1870s.]. 16mo, plain notebook, ff. 51 leaves of which 32 have been used, leaves neatly ruled in pencil to form a table of 12 spaces, and containing 615 mounted examples neatly clipped from contemporary note-paper and stationery in various colours, some printed and some embossed, and neatly organised into groups, under florid manuscript headings; some leaves possibly excised; light marginal soiling and foxing throughout, otherwise clean and crisp; Quite an extensive and well-organised Victorian collection of arms, crests, monograms, flags, and pictograms, neatly clipped from contemporary stationery and mounted into an attractive bound volume. The anonymous compiler has divided them into groups, under florid ink manuscript headings: Arms of All Nations; Royal Arms; Archbishops 1070-1862; Dukes; Marquesses; the University of Oxford; the University of Cambridge; Army; Navy; Arms of Scottish Clans; and The Arms of the English Counties.
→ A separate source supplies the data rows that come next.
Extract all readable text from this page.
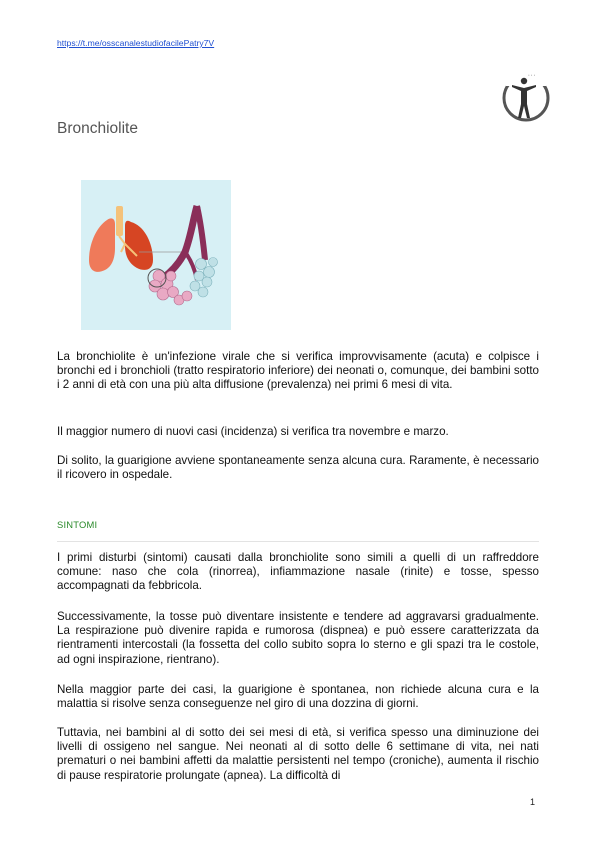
https://t.me/osscanalestudiofacilePatry7V
• • •
Bronchiolite

La bronchiolite è un'infezione virale che si verifica improvvisamente (acuta) e colpisce i bronchi ed i bronchioli (tratto respiratorio inferiore) dei neonati o, comunque, dei bambini sotto i 2 anni di età con una più alta diffusione (prevalenza) nei primi 6 mesi di vita.

Il maggior numero di nuovi casi (incidenza) si verifica tra novembre e marzo.

Di solito, la guarigione avviene spontaneamente senza alcuna cura. Raramente, è necessario il ricovero in ospedale.

SINTOMI

I primi disturbi (sintomi) causati dalla bronchiolite sono simili a quelli di un raffreddore comune: naso che cola (rinorrea), infiammazione nasale (rinite) e tosse, spesso accompagnati da febbricola.

Successivamente, la tosse può diventare insistente e tendere ad aggravarsi gradualmente. La respirazione può divenire rapida e rumorosa (dispnea) e può essere caratterizzata da rientramenti intercostali (la fossetta del collo subito sopra lo sterno e gli spazi tra le costole, ad ogni inspirazione, rientrano).

Nella maggior parte dei casi, la guarigione è spontanea, non richiede alcuna cura e la malattia si risolve senza conseguenze nel giro di una dozzina di giorni.

Tuttavia, nei bambini al di sotto dei sei mesi di età, si verifica spesso una diminuzione dei livelli di ossigeno nel sangue. Nei neonati al di sotto delle 6 settimane di vita, nei nati prematuri o nei bambini affetti da malattie persistenti nel tempo (croniche), aumenta il rischio di pause respiratorie prolungate (apnea). La difficoltà di

1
Other untitled sections include a number of ensigns; the livery companies of London; other military regiments; and a further section of Oxbridge colleges. One of the blank leaves has a faint pencil heading ‘Counties’, though remains unused.
Whilst somewhat forgotten and overlooked today, during the Victorian era the collecting of arms, crests and monograms was a popular pastime, and indeed a number of leading publishing firms such as Marcus Ward & Co.; Stafford Smith & Co., William Lincoln (subsequently William Simpson Lincoln), and Stanley Gibbons & Co., produced dedicated crest albums to house Crested stationary made its appearance in England after the introduction of uniform penny postage in 1840, thus creating, in addition to waxed seals, two additional collectibles - postage stamps and crests embossed and printed on envelope flaps. These were soon to be found also on letterheads of gentlemen’s clubs, hotels, civic authorities, and commercial stationary. The earliest crest albums date from around 1862, and at the time sets of crests were also produced for collectors. The pastime appears to have been firmly centred upon the United Kingdom, although also found popularity in France and America. The hobby continued into the twentieth century, though appears to have more or less ceased with the First World War.
Condition: bound in contemporary mauve morocco, attractively decorated on covers and spine in gilt and blind, by Acton Griffith of Baker Street, with inner gilt dentelles, all edges gilt, head and tail of spine and joints somewhat rubbed and worn, with further light wear and bumping to extremities and corners, covers a little scratched; an appealing example.